A common bug is using OR instead of AND:
- Wrong: `if p.val < current.val or q.val < current.val` (might miss the split)
- Correct: `if p.val < current.val and q.val < current.val`
wrong_approach: "Using OR logic for direction decisions"
correct_approach: "Using AND logic — both must be less/greater to continue"
key_takeaways:
- "**Exploit BST ordering**: The BST property lets you make O(1) direction decisions, avoiding the need to search both subtrees"
- "**Split point = LCA**: The moment two values would need to go different directions, you've found their common ancestor"
- "**Iterative vs recursive**: Both approaches work, but iterative uses O(1) space vs O(h) for the recursive call stack"
- "**Foundation for harder problems**: This pattern extends to problems like finding paths between nodes or validating BST structure"
time_complexity: "O(h) where h is the height of the tree. In a balanced BST, h = log(n). In the worst case (skewed tree), h = n."
space_complexity: "O(1) for the iterative solution. We only use a single pointer to traverse the tree, regardless of input size."
solutions:
- approach_name: Iterative Traversal
is_optimal: true
code: |
class TreeNode:
def __init__(self, val=0, left=None, right=None):
self.val = val
self.left = left
self.right = right
def lowest_common_ancestor(root: TreeNode, p: TreeNode, q: TreeNode) -> TreeNode:
# Start at the root and traverse down
current = root
while current:
# Both nodes are in the left subtree
if p.val < current.val and q.val < current.val:
current = current.left
# Both nodes are in the right subtree
elif p.val > current.val and q.val > current.val:
current = current.right
# Split point found — p and q are on different sides
# (or one of them equals current)
else:
return current
return None # Should never reach here if p and q exist in tree
explanation: |
**Time Complexity:** O(h) — We traverse at most the height of the tree, making one comparison per level.

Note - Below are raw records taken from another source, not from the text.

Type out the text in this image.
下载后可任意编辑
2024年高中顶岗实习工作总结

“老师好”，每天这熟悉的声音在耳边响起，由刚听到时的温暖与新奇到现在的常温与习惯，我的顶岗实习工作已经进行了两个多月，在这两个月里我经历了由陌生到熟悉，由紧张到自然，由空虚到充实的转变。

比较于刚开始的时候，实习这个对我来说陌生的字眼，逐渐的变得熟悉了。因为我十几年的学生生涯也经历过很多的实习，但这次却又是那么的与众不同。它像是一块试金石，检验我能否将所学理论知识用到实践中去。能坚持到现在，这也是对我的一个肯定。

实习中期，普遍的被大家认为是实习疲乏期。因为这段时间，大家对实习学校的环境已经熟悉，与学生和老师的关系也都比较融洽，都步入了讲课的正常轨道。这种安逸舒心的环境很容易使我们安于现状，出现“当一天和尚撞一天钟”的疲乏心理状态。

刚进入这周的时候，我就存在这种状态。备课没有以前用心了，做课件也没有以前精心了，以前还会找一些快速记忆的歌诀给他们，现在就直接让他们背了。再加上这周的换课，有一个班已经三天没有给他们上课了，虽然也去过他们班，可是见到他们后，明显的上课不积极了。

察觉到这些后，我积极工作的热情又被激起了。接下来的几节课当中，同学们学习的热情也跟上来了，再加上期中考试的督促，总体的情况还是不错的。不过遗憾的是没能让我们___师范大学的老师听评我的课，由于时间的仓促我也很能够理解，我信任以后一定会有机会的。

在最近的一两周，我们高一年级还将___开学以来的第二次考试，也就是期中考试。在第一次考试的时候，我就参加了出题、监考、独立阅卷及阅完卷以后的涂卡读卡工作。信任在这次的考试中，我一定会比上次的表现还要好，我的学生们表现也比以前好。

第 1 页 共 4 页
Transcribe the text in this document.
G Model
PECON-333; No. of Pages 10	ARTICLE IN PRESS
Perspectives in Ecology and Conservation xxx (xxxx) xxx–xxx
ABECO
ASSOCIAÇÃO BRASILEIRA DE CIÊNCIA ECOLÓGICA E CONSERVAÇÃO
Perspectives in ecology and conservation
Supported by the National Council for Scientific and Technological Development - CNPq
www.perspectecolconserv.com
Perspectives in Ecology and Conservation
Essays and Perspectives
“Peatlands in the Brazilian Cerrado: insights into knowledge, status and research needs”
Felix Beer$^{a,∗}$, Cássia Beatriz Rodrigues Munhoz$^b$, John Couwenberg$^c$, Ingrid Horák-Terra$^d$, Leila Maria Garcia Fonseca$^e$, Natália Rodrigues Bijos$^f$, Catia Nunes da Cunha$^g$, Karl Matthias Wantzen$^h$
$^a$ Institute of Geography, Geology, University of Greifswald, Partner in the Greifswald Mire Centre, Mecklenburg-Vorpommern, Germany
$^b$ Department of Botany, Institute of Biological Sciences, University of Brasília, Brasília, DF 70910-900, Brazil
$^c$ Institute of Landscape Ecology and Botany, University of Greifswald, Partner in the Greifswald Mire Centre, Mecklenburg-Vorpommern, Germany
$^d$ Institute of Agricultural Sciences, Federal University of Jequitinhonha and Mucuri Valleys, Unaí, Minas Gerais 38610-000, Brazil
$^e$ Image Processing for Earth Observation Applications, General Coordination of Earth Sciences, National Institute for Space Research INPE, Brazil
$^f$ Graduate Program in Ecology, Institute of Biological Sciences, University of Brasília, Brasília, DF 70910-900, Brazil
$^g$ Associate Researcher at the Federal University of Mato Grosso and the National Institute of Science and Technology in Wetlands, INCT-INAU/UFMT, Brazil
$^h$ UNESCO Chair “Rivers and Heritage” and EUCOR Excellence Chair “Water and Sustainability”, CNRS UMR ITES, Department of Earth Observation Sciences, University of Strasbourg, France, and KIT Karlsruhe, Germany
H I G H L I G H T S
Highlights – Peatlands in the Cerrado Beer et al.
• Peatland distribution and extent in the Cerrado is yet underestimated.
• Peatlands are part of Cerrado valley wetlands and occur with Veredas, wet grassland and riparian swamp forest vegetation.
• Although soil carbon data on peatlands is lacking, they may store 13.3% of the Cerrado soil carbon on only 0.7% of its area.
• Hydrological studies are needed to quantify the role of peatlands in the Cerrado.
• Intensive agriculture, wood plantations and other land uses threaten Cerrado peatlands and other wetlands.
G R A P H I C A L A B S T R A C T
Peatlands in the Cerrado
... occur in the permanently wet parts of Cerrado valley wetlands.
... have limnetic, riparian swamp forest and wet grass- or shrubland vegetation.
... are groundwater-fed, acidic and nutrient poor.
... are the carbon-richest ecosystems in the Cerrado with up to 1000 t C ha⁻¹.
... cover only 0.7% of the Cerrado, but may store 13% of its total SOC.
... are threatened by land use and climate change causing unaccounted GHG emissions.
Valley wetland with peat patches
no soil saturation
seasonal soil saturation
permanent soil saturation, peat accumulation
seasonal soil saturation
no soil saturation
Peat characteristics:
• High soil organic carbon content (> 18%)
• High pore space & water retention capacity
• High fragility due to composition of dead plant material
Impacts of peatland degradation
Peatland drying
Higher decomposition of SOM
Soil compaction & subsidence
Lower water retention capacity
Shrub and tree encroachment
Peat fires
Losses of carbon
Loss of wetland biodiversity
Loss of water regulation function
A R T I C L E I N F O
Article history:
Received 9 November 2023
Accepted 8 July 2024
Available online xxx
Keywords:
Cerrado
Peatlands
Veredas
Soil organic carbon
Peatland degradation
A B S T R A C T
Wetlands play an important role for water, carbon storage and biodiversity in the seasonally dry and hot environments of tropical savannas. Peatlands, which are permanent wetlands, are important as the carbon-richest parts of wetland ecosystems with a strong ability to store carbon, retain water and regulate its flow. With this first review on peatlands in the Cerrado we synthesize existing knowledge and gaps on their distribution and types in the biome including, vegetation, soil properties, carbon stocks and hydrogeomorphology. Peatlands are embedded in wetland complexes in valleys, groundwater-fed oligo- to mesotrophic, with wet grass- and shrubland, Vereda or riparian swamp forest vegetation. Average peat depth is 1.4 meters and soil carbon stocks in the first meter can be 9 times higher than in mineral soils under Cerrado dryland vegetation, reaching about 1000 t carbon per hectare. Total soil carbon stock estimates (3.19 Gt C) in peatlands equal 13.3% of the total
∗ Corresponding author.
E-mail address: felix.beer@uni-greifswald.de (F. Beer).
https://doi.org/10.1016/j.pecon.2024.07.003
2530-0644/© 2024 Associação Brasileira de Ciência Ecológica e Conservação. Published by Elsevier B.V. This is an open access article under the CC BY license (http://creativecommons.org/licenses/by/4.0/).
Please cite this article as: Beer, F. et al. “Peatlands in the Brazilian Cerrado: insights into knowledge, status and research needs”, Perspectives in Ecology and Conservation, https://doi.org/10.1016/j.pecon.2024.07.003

**Space Complexity:** O(1) — Only a single pointer variable is used; no recursion stack.
We exploit the BST property to navigate directly to the LCA. At each node, we compare both `p` and `q` values to decide whether to go left, right, or stop. The moment they would diverge (or one matches the current node), we've found the LCA.
- approach_name: Recursive Traversal
is_optimal: false
code: |
class TreeNode:
def __init__(self, val=0, left=None, right=None):
self.val = val
self.left = left
self.right = right
def lowest_common_ancestor(root: TreeNode, p: TreeNode, q: TreeNode) -> TreeNode:
# Both nodes are in the left subtree
if p.val < root.val and q.val < root.val:
return lowest_common_ancestor(root.left, p, q)
# Both nodes are in the right subtree
if p.val > root.val and q.val > root.val:
return lowest_common_ancestor(root.right, p, q)
# Split point — this is the LCA
return root
explanation: |
**Time Complexity:** O(h) — Same traversal pattern as iterative, visiting at most h nodes.
**Space Complexity:** O(h) — Recursive call stack can grow up to the height of the tree.
This recursive version follows the same logic but uses the call stack instead of a loop. While elegant, it uses more space than the iterative approach. The recursive calls naturally unwind once we find the split point.